INTRODUCTION

 


I

Origines, domination romaine.

 

Les premiers renseignements donnés par les anciens auteurs sur l'origine des Helvétiens, sont vagues et contradictoires. Tacite considère les Helvétiens comme une nation gauloise, gens gallica, expression qui est susceptible d'être interprétée de diverses manières. Dion Cassius semble dire qu'ils étaient venus de la Germanie, et la question resterait plus ou moins douteuse, si elle ne pouvait être résolue que par la comparaison des textes grecs et latins.

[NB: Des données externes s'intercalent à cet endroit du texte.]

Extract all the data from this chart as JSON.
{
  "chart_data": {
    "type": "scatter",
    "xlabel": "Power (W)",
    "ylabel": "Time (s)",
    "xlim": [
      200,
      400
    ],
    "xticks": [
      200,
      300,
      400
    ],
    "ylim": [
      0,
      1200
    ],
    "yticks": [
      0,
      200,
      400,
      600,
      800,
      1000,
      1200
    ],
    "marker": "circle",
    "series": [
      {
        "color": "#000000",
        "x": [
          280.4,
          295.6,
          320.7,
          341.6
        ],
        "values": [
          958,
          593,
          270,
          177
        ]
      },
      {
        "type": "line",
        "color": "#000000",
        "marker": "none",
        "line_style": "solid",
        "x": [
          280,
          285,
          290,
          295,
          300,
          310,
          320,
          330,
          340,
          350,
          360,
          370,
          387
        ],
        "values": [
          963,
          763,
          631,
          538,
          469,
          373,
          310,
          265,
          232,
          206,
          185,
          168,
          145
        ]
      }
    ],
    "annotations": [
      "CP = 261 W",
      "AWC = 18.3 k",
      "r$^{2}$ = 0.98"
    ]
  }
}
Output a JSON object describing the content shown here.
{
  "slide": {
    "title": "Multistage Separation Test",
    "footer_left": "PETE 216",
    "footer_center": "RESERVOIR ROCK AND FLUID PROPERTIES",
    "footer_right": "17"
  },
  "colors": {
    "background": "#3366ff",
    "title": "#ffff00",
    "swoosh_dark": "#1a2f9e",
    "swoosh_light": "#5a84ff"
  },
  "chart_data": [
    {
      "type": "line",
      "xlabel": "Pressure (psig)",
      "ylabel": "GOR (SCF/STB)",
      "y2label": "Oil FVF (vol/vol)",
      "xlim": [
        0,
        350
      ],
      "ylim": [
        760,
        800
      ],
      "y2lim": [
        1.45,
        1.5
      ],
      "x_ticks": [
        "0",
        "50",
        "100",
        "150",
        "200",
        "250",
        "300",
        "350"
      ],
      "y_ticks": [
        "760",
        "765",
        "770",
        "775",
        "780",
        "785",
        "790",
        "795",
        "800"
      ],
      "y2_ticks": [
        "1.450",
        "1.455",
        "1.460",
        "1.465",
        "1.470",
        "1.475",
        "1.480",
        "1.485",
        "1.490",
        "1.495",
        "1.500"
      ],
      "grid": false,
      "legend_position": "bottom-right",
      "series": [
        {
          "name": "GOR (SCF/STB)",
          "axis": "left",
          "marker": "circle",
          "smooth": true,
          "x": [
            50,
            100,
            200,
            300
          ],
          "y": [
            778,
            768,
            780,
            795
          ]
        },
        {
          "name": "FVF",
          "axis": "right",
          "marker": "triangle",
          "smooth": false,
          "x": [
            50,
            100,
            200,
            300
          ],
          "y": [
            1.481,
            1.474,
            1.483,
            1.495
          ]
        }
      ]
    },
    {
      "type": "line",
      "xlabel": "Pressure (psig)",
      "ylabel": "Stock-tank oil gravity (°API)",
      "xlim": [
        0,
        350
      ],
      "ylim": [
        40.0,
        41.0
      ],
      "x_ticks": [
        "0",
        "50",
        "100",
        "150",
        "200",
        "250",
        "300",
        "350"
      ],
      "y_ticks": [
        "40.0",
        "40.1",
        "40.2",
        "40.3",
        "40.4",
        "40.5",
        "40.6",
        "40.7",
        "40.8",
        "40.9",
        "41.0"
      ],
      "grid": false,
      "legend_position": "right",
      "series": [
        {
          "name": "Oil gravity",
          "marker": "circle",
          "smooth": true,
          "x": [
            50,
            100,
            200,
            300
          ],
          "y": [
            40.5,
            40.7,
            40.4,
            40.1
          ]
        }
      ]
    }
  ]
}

Mais les progrès des sciences modernes ont ouvert de nouveaux horizons sur le passé, et l'on est en droit d'espérer que les résultats combinés de l'archéologie, de la linguistique et de l'ethnographie, ne tarderont pas à jeter de nouvelles lumières sur certaines parties des temps anté-historiques. L'archéologie a fait de grands pas pendant les dernières années, particulièrement en Suisse; car la découverte des bourgades ou cités lacustres dont on s'occupe depuis quelque temps, a fourni des renseignements fort inattendus sur les moeurs et les habitudes des anciens peuples de l'Helvélie. Il est vrai que les observations recueillies ne nous permettent pas encore de nous prononcer, avec une entière certitude, sur l'origine des peuplades sans nom qui ont laissé dans nos lacs et dans nos tourbières les innombrables débris de leur industrie naissante. Nous ne pouvons, à cet égard, faire autre chose que de hasarder quelques conjectures, dont des recherches ultérieures viendront peut-être quelque jour permettre d'apprécier la valeur. Mais il n'en est pas moins certain qu'il y a là tout un ordre de faits positifs qu'il importe de constater, que ces découvertes ont reculé de bien des siècles le point de départ de nos connaissances, et que désormais notre histoire doit commencer par la description de ce que l'on sait des moeurs de ces âges primitifs, où l'usage des métaux était encore totalement inconnu. On doit même remarquer dans ces anciens âges, dont l'antiquité ne peut être mesurée avec exactitude, l'existence des premiers procédés de l'agriculture, manifestée par la présence du froment, de l'orge et du lin. On peut suivre la série des développements de l'industrie humaine, marqués successivement par l'introduction du bronze, par celle du fer, et par les modifications qui s'opérèrent dans les races animales, soit par l'extinction de certaines races sauvages, soit par l'introduction de nouvelles races domestiques. On peut enfin arriver à se former quelque idée des procédés de cette civilisation peu connue, qui précéda en Occident la civilisation romaine. Mais ce n'est pas ici le lieu de nous arrêter sur ces questions, qui sont étrangères à notre sujet, et nous prenons les choses au moment où les Helvétiens ccmmencent à figurer activement dans l'histoire, à l'époque de la guerre des Cimbres.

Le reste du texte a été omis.